One better decision he made Saturday following his takedown of Cormier – himself one of the greatest of all time whose only losses are to Jones – was in calling out Brock Lesnar.
He beamed when he was told that White said Saturday’s card was tracking to sell more than one million on pay-per-view, because he knows a Lesnar fight would do far more even than that.
Jones called out Lesnar, the ex-UFC heavyweight champion who is now starring in the WWE, in the cage after the fight and then explained his decision in detail at the post-fight news conference.
He does not, he said, want to campaign as a heavyweight and ruled out a match with the UFC’s champion, Stipe Miocic.
“I strike for a reason when I strike,” Jones said. “I feel Stipe is relatively unknown to the general public, so it wouldn’t even be a real super fight. It’s a fight the MMA fans would be excited for, but the general public wouldn’t care about that fight. Most people don’t know who he is. … Stylistically, Brock would be the fight that makes more sense and the payday would be tremendous.”

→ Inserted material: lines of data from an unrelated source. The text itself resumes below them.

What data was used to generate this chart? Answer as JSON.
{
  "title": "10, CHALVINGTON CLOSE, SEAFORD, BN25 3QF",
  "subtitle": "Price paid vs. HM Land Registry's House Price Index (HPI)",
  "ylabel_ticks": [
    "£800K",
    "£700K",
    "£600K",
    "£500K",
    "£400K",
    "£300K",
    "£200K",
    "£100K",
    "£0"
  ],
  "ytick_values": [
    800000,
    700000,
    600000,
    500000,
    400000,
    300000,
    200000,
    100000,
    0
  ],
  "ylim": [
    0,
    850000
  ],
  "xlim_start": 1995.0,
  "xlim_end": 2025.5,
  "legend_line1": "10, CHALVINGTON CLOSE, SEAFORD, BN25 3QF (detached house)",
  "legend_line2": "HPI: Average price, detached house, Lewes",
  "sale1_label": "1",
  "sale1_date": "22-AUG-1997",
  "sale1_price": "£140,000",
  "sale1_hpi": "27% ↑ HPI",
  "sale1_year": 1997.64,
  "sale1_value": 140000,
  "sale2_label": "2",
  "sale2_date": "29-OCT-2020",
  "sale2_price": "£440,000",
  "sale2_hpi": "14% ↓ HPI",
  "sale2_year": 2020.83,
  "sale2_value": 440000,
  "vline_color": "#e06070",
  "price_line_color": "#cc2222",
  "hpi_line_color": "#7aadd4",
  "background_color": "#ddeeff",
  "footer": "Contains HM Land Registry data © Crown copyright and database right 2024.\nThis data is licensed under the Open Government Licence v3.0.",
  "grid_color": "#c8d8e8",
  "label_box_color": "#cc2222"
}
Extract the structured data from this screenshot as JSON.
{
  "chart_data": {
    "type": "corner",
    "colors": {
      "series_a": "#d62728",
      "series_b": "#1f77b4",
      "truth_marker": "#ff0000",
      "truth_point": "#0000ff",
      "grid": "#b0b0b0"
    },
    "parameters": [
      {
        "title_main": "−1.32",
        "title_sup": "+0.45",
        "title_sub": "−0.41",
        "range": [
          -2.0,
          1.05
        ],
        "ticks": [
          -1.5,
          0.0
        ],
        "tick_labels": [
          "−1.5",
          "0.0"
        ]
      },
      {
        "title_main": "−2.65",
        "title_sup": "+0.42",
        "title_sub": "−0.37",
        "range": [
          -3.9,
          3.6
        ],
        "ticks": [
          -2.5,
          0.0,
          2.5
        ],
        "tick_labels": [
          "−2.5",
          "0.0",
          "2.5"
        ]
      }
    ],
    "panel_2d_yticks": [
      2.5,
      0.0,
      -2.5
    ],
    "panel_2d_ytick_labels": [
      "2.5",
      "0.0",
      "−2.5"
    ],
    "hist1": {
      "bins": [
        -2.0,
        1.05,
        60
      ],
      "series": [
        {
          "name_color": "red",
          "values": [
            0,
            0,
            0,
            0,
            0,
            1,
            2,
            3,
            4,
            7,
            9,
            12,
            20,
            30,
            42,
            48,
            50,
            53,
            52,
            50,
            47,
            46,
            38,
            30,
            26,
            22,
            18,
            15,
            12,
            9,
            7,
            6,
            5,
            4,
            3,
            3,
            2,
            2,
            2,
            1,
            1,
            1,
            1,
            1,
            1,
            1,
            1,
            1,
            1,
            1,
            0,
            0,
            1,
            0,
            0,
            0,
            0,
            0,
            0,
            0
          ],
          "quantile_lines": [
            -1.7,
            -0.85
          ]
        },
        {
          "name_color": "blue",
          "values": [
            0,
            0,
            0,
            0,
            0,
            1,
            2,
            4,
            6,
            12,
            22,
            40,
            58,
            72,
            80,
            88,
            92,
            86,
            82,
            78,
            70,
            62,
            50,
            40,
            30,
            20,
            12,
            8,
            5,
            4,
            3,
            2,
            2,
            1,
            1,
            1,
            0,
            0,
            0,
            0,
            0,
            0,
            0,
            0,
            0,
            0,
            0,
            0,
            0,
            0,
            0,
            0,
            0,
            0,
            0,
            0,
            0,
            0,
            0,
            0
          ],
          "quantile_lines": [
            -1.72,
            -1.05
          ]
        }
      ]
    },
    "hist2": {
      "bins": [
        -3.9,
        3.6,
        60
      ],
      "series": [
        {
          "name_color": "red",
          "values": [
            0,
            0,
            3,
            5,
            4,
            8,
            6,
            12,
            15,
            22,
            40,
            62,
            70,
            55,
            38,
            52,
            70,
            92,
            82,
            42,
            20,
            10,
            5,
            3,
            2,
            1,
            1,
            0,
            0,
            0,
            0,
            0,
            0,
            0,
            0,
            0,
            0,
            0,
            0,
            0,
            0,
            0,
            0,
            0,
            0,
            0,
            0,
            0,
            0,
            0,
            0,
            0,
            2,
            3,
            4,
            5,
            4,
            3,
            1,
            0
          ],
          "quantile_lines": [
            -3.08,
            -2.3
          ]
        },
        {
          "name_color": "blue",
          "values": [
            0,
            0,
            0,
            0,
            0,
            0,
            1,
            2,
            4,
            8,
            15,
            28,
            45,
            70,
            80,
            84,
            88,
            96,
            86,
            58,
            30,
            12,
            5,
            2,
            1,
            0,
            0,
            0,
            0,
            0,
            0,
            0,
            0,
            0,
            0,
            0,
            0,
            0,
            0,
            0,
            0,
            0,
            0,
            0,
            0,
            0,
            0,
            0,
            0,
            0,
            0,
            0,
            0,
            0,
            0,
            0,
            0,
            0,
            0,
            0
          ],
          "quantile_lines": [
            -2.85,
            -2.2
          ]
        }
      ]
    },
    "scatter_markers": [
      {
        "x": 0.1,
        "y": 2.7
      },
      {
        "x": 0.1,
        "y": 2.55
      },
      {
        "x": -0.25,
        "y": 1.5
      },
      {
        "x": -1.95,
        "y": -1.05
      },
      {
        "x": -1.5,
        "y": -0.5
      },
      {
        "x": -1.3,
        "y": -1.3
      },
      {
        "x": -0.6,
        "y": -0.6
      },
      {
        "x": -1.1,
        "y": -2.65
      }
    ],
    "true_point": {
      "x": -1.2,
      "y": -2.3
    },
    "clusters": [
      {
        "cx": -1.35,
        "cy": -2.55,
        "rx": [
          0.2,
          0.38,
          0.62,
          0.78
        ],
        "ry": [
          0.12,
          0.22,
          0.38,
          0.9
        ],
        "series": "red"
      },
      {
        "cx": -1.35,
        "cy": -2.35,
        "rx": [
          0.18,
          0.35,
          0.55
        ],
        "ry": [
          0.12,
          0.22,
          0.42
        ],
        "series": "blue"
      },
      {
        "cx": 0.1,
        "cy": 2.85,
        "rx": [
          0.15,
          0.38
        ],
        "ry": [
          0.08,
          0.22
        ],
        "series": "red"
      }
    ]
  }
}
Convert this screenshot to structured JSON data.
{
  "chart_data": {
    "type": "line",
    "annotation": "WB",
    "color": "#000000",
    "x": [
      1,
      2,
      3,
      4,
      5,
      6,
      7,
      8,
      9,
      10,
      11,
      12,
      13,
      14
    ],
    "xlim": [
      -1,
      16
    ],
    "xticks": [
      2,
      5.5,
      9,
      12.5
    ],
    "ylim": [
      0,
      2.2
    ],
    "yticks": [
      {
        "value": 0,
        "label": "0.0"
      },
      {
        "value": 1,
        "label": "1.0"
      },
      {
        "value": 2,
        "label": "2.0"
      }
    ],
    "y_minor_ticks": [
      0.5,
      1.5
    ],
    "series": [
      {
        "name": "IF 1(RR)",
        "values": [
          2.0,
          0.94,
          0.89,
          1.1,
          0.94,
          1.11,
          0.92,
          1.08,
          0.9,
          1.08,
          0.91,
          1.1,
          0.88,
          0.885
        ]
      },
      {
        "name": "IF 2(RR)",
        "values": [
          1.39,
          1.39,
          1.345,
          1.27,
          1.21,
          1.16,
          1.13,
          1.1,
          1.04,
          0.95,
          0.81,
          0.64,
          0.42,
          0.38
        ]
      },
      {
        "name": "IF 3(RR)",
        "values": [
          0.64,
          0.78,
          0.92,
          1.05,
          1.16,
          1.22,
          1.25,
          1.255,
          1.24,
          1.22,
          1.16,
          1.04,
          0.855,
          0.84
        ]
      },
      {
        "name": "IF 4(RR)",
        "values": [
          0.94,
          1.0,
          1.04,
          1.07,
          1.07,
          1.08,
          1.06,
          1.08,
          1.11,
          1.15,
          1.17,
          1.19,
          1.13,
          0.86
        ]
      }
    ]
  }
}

Lesnar filed retirement papers on Jan. 3, and still has time on a suspension for a drug test failure left to serve. The earliest he could return, if he notified the UFC and USADA on Monday that he is unretiring, would be in February.
But a fight between Jones and Lesnar would be massive and, as Jones correctly noted, would attract the attention of the mainstream fan. It would seem a slam dunk to do at least two million on pay-per-view.
Lesnar responded positively to Jones’ call-out, telling the Associated Press’ Greg Beacham, “Be careful what you wish for, young man.”
Both men are 6-foot-4, but Lesnar is a hulk of a man who has to cut weight to make the heavyweight limit of 265 pounds.
Jones, though, believes he could win it.
“He has a pretty limited game, it’s a pretty winnable fight and there is so much reward that is involved,” Jones said.
Everything that he seemed he would become in 2011 when he routed Mauricio “Shogun” Rua at age 23 to become the youngest man ever to hold a UFC belt, he seems to be developing into now.
He’s proven that he doesn’t deserve a long rope, but he seems to get that after enough screw-ups to fill five careers, and now he can take advantage of his enormous talent and personal charisma to fill his bank account with money and set his family up for generations.
UFC president Dana White, who said he hadn’t spoken to Jones for a year until the two spoke this week, was blown away by Jones’ performance.
“I truly believe Jon Jones is the best to ever do it,” White said. “I think he’s the best ever and had he not had these things go wrong in his personal life, God knows who he would have beaten and what he would have done by now. Without a doubt, [he’s] the best.
“To come off such a huge layoff, all kinds of issues and problems, and to do what he did tonight, man, this guy is the best to ever do it.”
He repeatedly put that at risk – he failed a drug test a month before his first fight with Cormier, having tested positive for cocaine – and still performed at an elite level.
He was effusive in his praise of Cormier, whom he once brawled with in the lobby of the MGM Grand in Las Vegas, and did everything he could to charm the 100 or so reporters who were hanging on his every word.
“It’s surreal to be here back in front of you all,” Jones said. “I’m more grateful than ever. At one point in my career, I dreaded doing some things like this. Now, after not having it, and realizing how easily it could all be gone, and not having this [his title belt], I’m more grateful for every ounce of this process.”
It was as if he shifted the clock back to 2011, when he’d run down a burglar earlier in the day and then had gone out and destroyed one of the UFC’s all-time greats later.
If he does a replay and skips the DUIs and the car crashes and the failed drug tests and just fights to the best of his ability, he’ll set a standard that may never be reached.
Twenty, 50, 75 years from now, if he stays on the straight and narrow, they’ll still be talking about him.
He’s that good, and always has been.